Another course offered by lynda.com isn’t inherently big data, but after getting hands-on with big data concepts and applications in the other courses, the “Up and Running with Public Data Sets”  with Curt Frye course seems like the perfect direction to go for any student. This is especially true because not only does he explain what the public data sources offer, but he also shows how to download any individual data sets as necessary.
It covers a broad range, starting with the U.S. census and eventually goes into worldwide sources like from the U.N. or Google’s Ngram Viewer. The course does some visualization of the data via Excel; however, using any one of the individual lessons to gather data would no doubt fit into a larger big data curriculum.

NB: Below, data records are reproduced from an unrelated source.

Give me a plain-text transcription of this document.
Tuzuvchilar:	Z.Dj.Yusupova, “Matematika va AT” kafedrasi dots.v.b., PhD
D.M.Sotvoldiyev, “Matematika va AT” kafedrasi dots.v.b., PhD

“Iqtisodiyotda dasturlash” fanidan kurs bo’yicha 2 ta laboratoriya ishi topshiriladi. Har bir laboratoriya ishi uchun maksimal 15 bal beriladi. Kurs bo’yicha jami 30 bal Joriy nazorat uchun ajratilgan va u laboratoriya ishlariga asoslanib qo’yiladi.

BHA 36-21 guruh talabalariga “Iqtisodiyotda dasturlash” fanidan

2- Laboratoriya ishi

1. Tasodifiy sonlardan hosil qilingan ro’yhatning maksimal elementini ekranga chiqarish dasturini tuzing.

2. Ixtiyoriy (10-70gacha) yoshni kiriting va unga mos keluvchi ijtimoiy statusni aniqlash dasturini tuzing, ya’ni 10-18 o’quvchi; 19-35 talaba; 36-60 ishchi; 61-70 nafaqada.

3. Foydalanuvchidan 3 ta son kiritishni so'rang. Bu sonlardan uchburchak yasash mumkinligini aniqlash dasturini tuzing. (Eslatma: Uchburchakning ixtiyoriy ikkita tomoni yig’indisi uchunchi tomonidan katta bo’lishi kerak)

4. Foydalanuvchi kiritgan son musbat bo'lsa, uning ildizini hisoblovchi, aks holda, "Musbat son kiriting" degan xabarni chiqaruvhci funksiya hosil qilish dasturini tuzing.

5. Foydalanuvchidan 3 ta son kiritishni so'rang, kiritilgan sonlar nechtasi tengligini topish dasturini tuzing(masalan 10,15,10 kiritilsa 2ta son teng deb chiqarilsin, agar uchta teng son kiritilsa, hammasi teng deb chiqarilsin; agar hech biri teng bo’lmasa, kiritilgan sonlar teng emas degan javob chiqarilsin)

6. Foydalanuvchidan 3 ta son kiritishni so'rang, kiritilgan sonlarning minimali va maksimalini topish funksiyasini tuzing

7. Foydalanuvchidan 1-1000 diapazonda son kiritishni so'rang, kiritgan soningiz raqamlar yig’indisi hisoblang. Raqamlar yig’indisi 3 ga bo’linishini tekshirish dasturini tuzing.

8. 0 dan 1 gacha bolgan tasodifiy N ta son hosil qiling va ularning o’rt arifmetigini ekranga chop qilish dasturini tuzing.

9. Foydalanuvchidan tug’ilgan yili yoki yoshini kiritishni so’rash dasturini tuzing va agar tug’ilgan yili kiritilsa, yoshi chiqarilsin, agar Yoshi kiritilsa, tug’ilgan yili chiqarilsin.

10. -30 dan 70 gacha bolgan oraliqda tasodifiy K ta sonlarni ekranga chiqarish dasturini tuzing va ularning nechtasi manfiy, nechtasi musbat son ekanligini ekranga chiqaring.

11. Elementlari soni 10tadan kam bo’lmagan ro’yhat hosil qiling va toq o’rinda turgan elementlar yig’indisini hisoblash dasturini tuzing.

We asked if you have ever taken any online courses on big data analytics. Before setting off on this Big Data project, many student research assistants of this group definitely had not. It is our goal to collect and analyse the best possible resources in field of big data. The courses here are all high-quality learning resources, and many of them are free to access, and those that are not free still provide a fair amount of their material at no cost. We hope that at least a couple of these courses can inspire you to take the plunge into the world of Big Data!